Nor can Ramsey show that his counsel's conduct prejudiced him. The arguments Ramsey sought to raise would not have altered the outcome of his appeal, as they are without merit. Due to his lawyer's absenteeism, Ramsey was allegedly denied the opportunity to argue that the Court failed to state its position on the 100:1 ratio, and that, if the Court disagreed with the Guidelines as a matter of policy, it should have adopted a replacement ratio before considering § 3553(a) sentencing factors. As examined above, the replacement ratio discussion is irrelevant because the Court, after admitting that it had the discretion to close the crack/powder differential, declined to vary from the Guidelines in Ramsey's case. Ramsey was sentenced at the lowest end of the applicable Guideline range. The Seventh Circuit acknowledged the Court's decision not to depart from the Guidelines, as permitted by Kimbrough,when finding this sentence reasonable. U.S. v. Ramsey, No. 08-1917, Order at 2 (Oct. 21, 2008).
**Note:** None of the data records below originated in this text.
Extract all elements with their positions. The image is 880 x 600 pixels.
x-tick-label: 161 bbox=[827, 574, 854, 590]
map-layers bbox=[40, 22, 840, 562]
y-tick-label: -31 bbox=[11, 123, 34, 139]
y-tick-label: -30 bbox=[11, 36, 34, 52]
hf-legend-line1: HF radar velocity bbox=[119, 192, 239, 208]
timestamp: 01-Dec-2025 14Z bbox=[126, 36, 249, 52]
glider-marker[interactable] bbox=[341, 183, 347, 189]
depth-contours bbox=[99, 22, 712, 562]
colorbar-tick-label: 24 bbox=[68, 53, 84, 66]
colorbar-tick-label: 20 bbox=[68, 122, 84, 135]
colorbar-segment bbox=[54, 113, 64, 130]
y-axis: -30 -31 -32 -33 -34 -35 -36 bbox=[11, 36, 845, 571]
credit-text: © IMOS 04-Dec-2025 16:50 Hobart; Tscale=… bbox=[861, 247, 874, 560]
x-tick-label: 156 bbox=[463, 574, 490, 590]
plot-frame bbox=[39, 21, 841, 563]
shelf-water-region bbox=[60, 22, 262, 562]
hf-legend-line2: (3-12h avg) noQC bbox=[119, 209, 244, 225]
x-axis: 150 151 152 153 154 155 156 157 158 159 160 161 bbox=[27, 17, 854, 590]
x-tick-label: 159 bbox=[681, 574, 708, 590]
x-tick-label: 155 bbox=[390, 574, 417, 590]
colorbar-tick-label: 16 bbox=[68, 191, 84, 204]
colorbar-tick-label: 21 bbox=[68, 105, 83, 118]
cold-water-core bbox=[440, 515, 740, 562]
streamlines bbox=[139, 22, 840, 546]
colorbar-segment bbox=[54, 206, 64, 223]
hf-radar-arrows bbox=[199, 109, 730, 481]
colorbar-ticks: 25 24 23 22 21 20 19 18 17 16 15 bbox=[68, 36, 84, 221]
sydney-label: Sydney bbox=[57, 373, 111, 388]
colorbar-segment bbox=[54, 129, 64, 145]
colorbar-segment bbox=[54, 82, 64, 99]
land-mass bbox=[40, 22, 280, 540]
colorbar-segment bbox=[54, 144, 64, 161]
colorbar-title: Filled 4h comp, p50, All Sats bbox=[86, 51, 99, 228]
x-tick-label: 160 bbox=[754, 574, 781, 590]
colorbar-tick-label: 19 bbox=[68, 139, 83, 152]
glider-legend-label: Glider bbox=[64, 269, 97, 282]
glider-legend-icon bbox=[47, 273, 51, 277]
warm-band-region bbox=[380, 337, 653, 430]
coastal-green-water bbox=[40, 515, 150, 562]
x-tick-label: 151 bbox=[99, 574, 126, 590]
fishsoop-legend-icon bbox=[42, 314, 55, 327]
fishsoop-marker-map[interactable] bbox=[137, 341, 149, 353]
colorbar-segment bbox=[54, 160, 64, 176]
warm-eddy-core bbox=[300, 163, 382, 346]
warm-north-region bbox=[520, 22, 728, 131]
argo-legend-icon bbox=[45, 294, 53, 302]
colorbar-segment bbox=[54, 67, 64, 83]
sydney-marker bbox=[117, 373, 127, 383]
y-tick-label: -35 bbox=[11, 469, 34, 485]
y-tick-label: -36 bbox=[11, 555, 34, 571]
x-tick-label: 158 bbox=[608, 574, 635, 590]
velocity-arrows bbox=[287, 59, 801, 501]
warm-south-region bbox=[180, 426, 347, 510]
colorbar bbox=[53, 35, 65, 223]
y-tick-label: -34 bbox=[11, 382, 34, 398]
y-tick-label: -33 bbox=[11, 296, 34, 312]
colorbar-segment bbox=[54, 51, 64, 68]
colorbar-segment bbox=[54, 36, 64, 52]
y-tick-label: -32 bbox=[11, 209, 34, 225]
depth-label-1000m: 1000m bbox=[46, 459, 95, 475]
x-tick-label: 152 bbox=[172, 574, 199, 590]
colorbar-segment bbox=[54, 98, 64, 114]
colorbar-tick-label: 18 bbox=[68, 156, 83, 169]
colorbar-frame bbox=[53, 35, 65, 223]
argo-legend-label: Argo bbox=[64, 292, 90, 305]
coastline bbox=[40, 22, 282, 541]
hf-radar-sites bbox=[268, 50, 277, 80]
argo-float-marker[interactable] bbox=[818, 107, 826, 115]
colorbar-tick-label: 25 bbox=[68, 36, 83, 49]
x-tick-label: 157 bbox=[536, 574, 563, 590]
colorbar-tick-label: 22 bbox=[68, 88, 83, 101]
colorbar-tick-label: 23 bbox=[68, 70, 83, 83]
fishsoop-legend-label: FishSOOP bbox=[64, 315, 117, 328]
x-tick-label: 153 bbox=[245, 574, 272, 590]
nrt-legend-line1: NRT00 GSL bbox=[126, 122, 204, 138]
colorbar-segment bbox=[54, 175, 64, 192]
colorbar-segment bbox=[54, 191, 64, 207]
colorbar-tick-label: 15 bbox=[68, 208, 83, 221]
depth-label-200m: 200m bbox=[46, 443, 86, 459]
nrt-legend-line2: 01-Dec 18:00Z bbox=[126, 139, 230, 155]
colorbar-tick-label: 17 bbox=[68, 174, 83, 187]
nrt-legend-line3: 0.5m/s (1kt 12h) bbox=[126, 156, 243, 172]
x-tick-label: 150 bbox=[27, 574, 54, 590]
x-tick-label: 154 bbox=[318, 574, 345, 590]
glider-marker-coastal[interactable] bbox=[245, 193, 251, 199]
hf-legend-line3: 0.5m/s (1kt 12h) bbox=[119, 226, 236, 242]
Under Rule 11 of the Rules Governing § 2255 Proceedings, the Court must consider whether it should issue a Certificate of Appealability when entering a final order adverse to a petitioner. A district court may issue a Certificate only if "the applicant has made a substantial showing of the denial of a constitutional right." 28 U.S.C. § 2253(c)(2). The standard for making a "substantial showing" is whether "reasonable jurists would find the district court's assessment of the constitutional claims debatable or wrong." Slack v. McDaniel, 529 U.S. 473, 484 (2000). If a court denies a petition on procedural grounds, a petitioner must show that both the procedural ruling and the underlying constitutional claim are debatable. Id. at 484.
No conceivable constitutional violation arises out of the Court's decision against adopting a replacement crack to powder ratio in Ramsey's case. It is also not debatable among reasonable jurists that Ramsey's counsel provided him with constitutionally adequate assistance. Because Ramsey failed to make a substantial showing of the denial of a constitutional right, he is not entitled to a Certificate of Appealability.
For the foregoing reasons, Ramsey's Petition for motion for a sentence correction pursuant to 28 U.S.C. § 2255 is DENIED. The Court declines to issue a Certificate of Appealability.